While some students are accepting of the occasional sniffle and dry cough, others become bed-ridden and are forced to miss class; even though teachers reassure you of a flexible absence policy for sickness, especially after COVID-19, it can’t sustain the numerous times you are actually under the weather. So, you suck it up and go to class, accepting the glares that accompany a cough in the world that has fallen victim to a pandemic, a pandemic that is another reason your immune system is suffering. After almost two years of quarantining and a lack of social interaction, our bodies lost the immunity we built up as children crawling on floors and blowing our noses in our hands.

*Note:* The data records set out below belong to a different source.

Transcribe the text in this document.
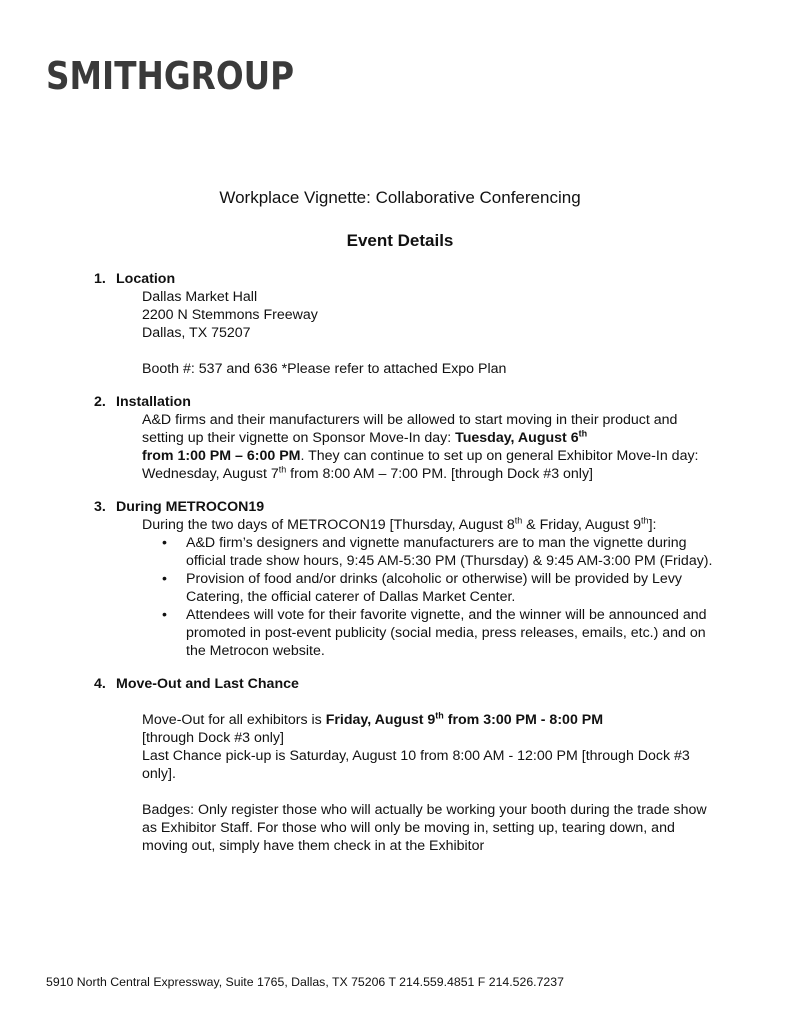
SMITHGROUP
Workplace Vignette: Collaborative Conferencing
Event Details
1. Location
Dallas Market Hall
2200 N Stemmons Freeway
Dallas, TX 75207
Booth #: 537 and 636 *Please refer to attached Expo Plan
2. Installation
A&D firms and their manufacturers will be allowed to start moving in their product and setting up their vignette on Sponsor Move-In day: Tuesday, August 6th
from 1:00 PM – 6:00 PM. They can continue to set up on general Exhibitor Move-In day: Wednesday, August 7th from 8:00 AM – 7:00 PM. [through Dock #3 only]
3. During METROCON19
During the two days of METROCON19 [Thursday, August 8th & Friday, August 9th]:
• A&D firm’s designers and vignette manufacturers are to man the vignette during official trade show hours, 9:45 AM-5:30 PM (Thursday) & 9:45 AM-3:00 PM (Friday).
• Provision of food and/or drinks (alcoholic or otherwise) will be provided by Levy Catering, the official caterer of Dallas Market Center.
• Attendees will vote for their favorite vignette, and the winner will be announced and promoted in post-event publicity (social media, press releases, emails, etc.) and on the Metrocon website.
4. Move-Out and Last Chance
Move-Out for all exhibitors is Friday, August 9th from 3:00 PM - 8:00 PM
[through Dock #3 only]
Last Chance pick-up is Saturday, August 10 from 8:00 AM - 12:00 PM [through Dock #3 only].
Badges: Only register those who will actually be working your booth during the trade show as Exhibitor Staff. For those who will only be moving in, setting up, tearing down, and moving out, simply have them check in at the Exhibitor
5910 North Central Expressway, Suite 1765, Dallas, TX 75206 T 214.559.4851 F 214.526.7237
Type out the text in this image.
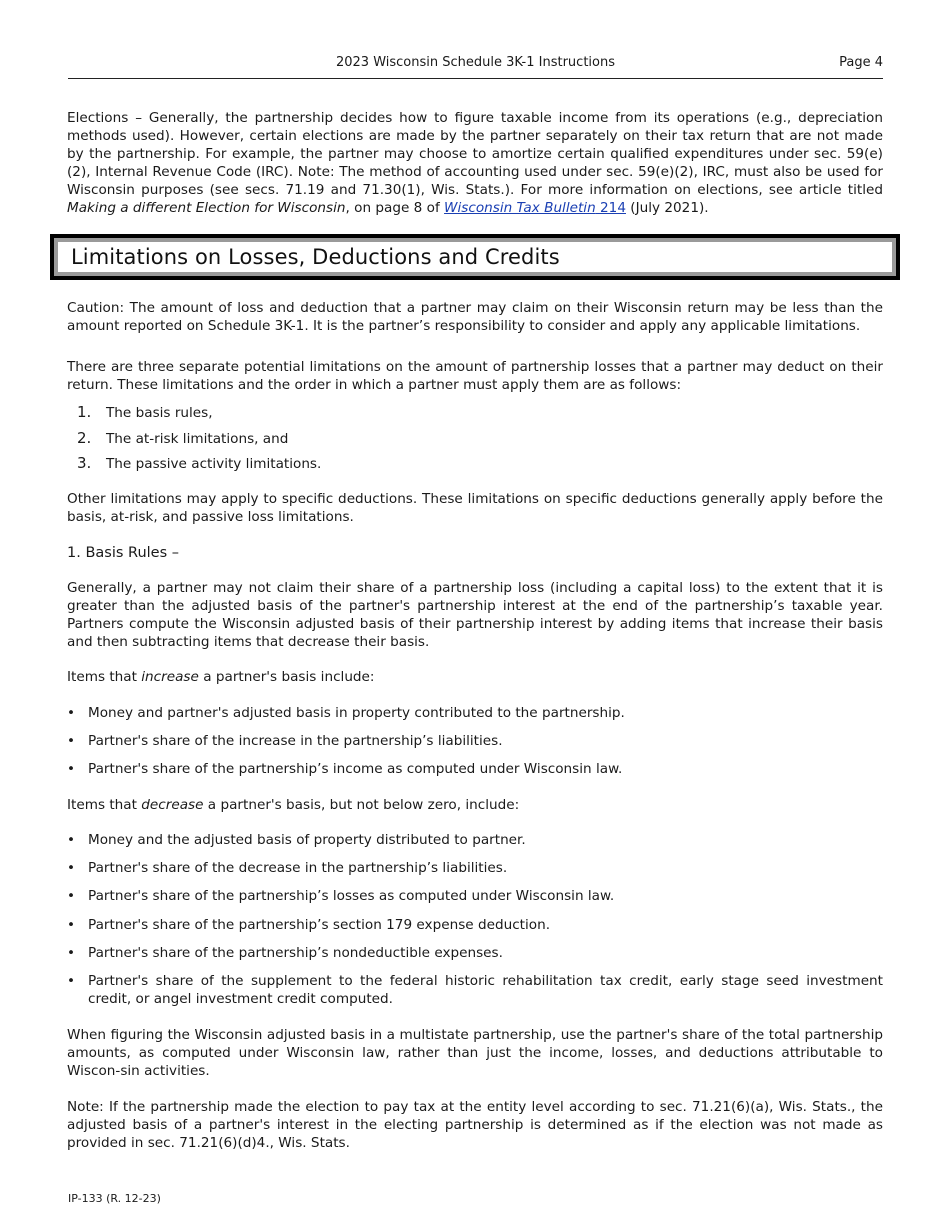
2023 Wisconsin Schedule 3K-1 Instructions	Page 4

Elections – Generally, the partnership decides how to figure taxable income from its operations (e.g., depreciation methods used). However, certain elections are made by the partner separately on their tax return that are not made by the partnership. For example, the partner may choose to amortize certain qualified expenditures under sec. 59(e)(2), Internal Revenue Code (IRC). Note: The method of accounting used under sec. 59(e)(2), IRC, must also be used for Wisconsin purposes (see secs. 71.19 and 71.30(1), Wis. Stats.). For more information on elections, see article titled Making a different Election for Wisconsin, on page 8 of Wisconsin Tax Bulletin 214 (July 2021).

Limitations on Losses, Deductions and Credits

Caution: The amount of loss and deduction that a partner may claim on their Wisconsin return may be less than the amount reported on Schedule 3K-1. It is the partner’s responsibility to consider and apply any applicable limitations.

There are three separate potential limitations on the amount of partnership losses that a partner may deduct on their return. These limitations and the order in which a partner must apply them are as follows:

1. The basis rules,
2. The at-risk limitations, and
3. The passive activity limitations.

Other limitations may apply to specific deductions. These limitations on specific deductions generally apply before the basis, at-risk, and passive loss limitations.

1. Basis Rules –

Generally, a partner may not claim their share of a partnership loss (including a capital loss) to the extent that it is greater than the adjusted basis of the partner's partnership interest at the end of the partnership’s taxable year. Partners compute the Wisconsin adjusted basis of their partnership interest by adding items that increase their basis and then subtracting items that decrease their basis.

Items that increase a partner's basis include:

• Money and partner's adjusted basis in property contributed to the partnership.
• Partner's share of the increase in the partnership’s liabilities.
• Partner's share of the partnership’s income as computed under Wisconsin law.

Items that decrease a partner's basis, but not below zero, include:

• Money and the adjusted basis of property distributed to partner.
• Partner's share of the decrease in the partnership’s liabilities.
• Partner's share of the partnership’s losses as computed under Wisconsin law.
• Partner's share of the partnership’s section 179 expense deduction.
• Partner's share of the partnership’s nondeductible expenses.
• Partner's share of the supplement to the federal historic rehabilitation tax credit, early stage seed investment credit, or angel investment credit computed.

When figuring the Wisconsin adjusted basis in a multistate partnership, use the partner's share of the total partnership amounts, as computed under Wisconsin law, rather than just the income, losses, and deductions attributable to Wiscon-sin activities.

Note: If the partnership made the election to pay tax at the entity level according to sec. 71.21(6)(a), Wis. Stats., the adjusted basis of a partner's interest in the electing partnership is determined as if the election was not made as provided in sec. 71.21(6)(d)4., Wis. Stats.

IP-133 (R. 12-23)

All of this is to say, there are a million different factors working together to break us; as college students, prevention and treatment are the last things on our minds. Vitamin prices are overwhelmed by the cost of textbooks and gas, and Student Health trips become futile, encouraging antibiotic resistance. I experienced this myself last year, as revealed to me by an ENT in New York City after incessant rounds of antibiotic treatment from Student Health. Overall, the ability to stay healthy here is combated with the lack of sufficient resources, like a good hospital and the prevention of black mold in dorms. Bucknell needs to strengthen its strategies to fight the constant illness epidemic here on campus, and hopefully then we can go to class without a struggle.